Feelings Are Not Facts #8
Emotional intensity is treated as real but unreliable data that must be paused with, interpreted, and sometimes challenged so that feelings inform perception and action without silently replacing reality, accountability, or growth.
Feelings are real, but they are not always reliable.
They are real experiences, but they are not always accurate interpretations of what is happening in front of me. They tell me something about my internal state, my history, and my expectations, but they do not automatically tell me the truth about other people, situations, or reality itself.
A feeling can be shaped by fear, pride, insecurity, memory, exhaustion, old wounds, assumptions, or past patterns. Sometimes it is shaped by all of those at once. And because feelings can be intense, they can create the illusion of certainty. The stronger the emotion, the more convincing it feels. My body reacts, my thoughts speed up, and it can seem obvious that what I am feeling must be what is actually happening.
In that sense, the danger is not having feelings. The danger is obeying them before examining them. The risk is in treating the first emotional reaction as a final verdict rather than necessarily meaning I was emotions like, “What happened?”, for me, “feelings are not facts”, which unquestioningly as data that needs to be checked, interpreted, and sometimes challenged.
If I feel disrespected, it does not automatically mean I was disrespected. It might mean I am sensitive to disrespect because of past experiences, or that I am tired and reading something into a neutral comment.

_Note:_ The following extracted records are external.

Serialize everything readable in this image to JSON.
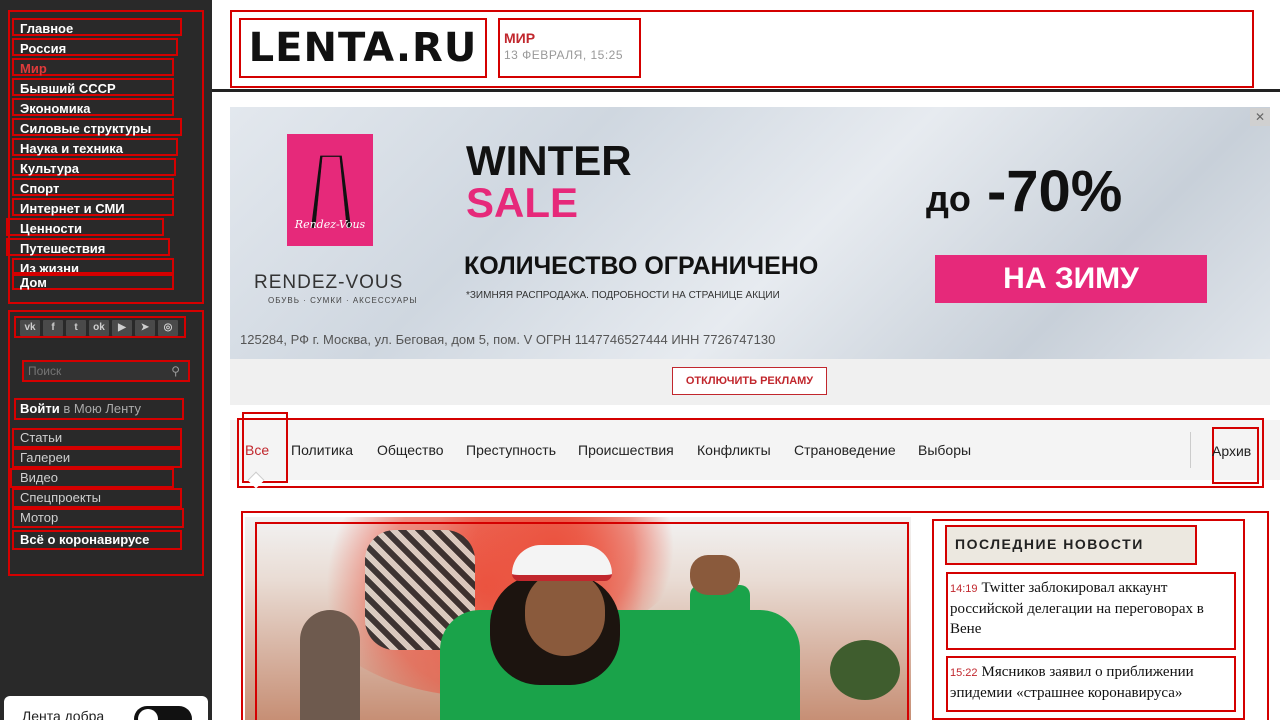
{
  "sidebar": {
    "nav": [
      "Главное",
      "Россия",
      "Мир",
      "Бывший СССР",
      "Экономика",
      "Силовые структуры",
      "Наука и техника",
      "Культура",
      "Спорт",
      "Интернет и СМИ",
      "Ценности",
      "Путешествия",
      "Из жизни",
      "Дом"
    ],
    "active_nav": "Мир",
    "social": [
      "vk",
      "f",
      "tw",
      "ok",
      "yt",
      "tg",
      "ig"
    ],
    "search_placeholder": "Поиск",
    "login_action": "Войти",
    "login_suffix": "в Мою Ленту",
    "links": [
      "Статьи",
      "Галереи",
      "Видео",
      "Спецпроекты",
      "Мотор"
    ],
    "bold_link": "Всё о коронавирусе",
    "toggle_label": "Лента добра"
  },
  "header": {
    "logo": "LENTA.RU",
    "rubric": "МИР",
    "date": "13 ФЕВРАЛЯ, 15:25"
  },
  "banner": {
    "brand_logo_text": "Rendez-Vous",
    "brand": "RENDEZ-VOUS",
    "brand_sub": "ОБУВЬ · СУМКИ · АКСЕССУАРЫ",
    "headline1": "WINTER",
    "headline2": "SALE",
    "limited": "КОЛИЧЕСТВО ОГРАНИЧЕНО",
    "fine_print": "*ЗИМНЯЯ РАСПРОДАЖА. ПОДРОБНОСТИ НА СТРАНИЦЕ АКЦИИ",
    "discount_prefix": "до",
    "discount": "-70%",
    "season": "НА ЗИМУ",
    "address": "125284, РФ г. Москва, ул. Беговая, дом 5, пом. V ОГРН 1147746527444 ИНН 7726747130",
    "close": "✕",
    "disable_ads": "ОТКЛЮЧИТЬ РЕКЛАМУ"
  },
  "tabs": [
    "Все",
    "Политика",
    "Общество",
    "Преступность",
    "Происшествия",
    "Конфликты",
    "Страноведение",
    "Выборы"
  ],
  "archive": "Архив",
  "latest": {
    "title": "ПОСЛЕДНИЕ НОВОСТИ",
    "items": [
      {
        "time": "14:19",
        "text": "Twitter заблокировал аккаунт российской делегации на переговорах в Вене"
      },
      {
        "time": "15:22",
        "text": "Мясников заявил о приближении эпидемии «страшнее коронавируса»"
      }
    ]
  },
  "colors": {
    "accent": "#c1272d",
    "sidebar_bg": "#292929",
    "brand_pink": "#e6297a"
  }
}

If I feel rejected, it does not automatically mean I was rejected. It might mean an old abandonment wound is activated, or that I am assuming the worst without clear evidence.
If I feel attacked, it does not automatically mean I am under attack. It might mean I am defensive, or that I am hearing criticism where there is actually feedback or simple disagreement.
If I feel justified, it does not automatically mean I am right. It might mean I am protecting my ego, or that I am using my emotion to avoid looking at my own behavior.
In the past, I sometimes allowed emotional intensity to become the evidence. If something felt true, I treated it as true. I rarely questioned the story my feelings were telling me. I would react, speak, or make decisions from that place, and only later see the distortion or the damage. But recovery is teaching me that feelings need interpretation before they become action. They need context, pause, and sometimes outside perspective. The feeling can still matter, but it does not get to run the whole show by itself.
This connects directly to personal growth before vested status, because if I confuse feelings with facts, I may start defending my image instead of examining my growth. If I feel threatened, I might rush to protect how I look, rather than asking what I might need to change. If I feel ashamed, I might focus on managing other people’s perceptions instead of facing the behavior that created the shame. When I treat feelings as facts, I can end up reinforcing my identity as it is, instead of allowing it to be challenged and reshaped.
It also connects to holding your belly, because holding my belly gives me time to separate what I feel from what is actually true before I speak or react. That physical pause interrupts the automatic obedience to emotion. It gives my nervous system a moment to settle so I can ask basic questions: What happened? What did I hear? What did I see? What am I assuming? What else might be going on? That small gap between feeling and response is where interpretation can happen.
So for me, feelings are not facts means I can respect my emotions without surrendering reality to them. I do not have to dismiss or shame myself for what I feel, but I also do not have to let my feelings dictate my perception of reality, other people, or myself. I can let them inform me without letting them define the situation.
I am trying to slow down enough to ask: is this what is actually happening, or is this what my emotion is telling me is happening? And then, if I can, I try to take one more step and ask: what would I see here if I were not feeling this strongly? That practice is still uncomfortable and imperfect, but it is part of how I am learning to live with my feelings without being led blindly by them.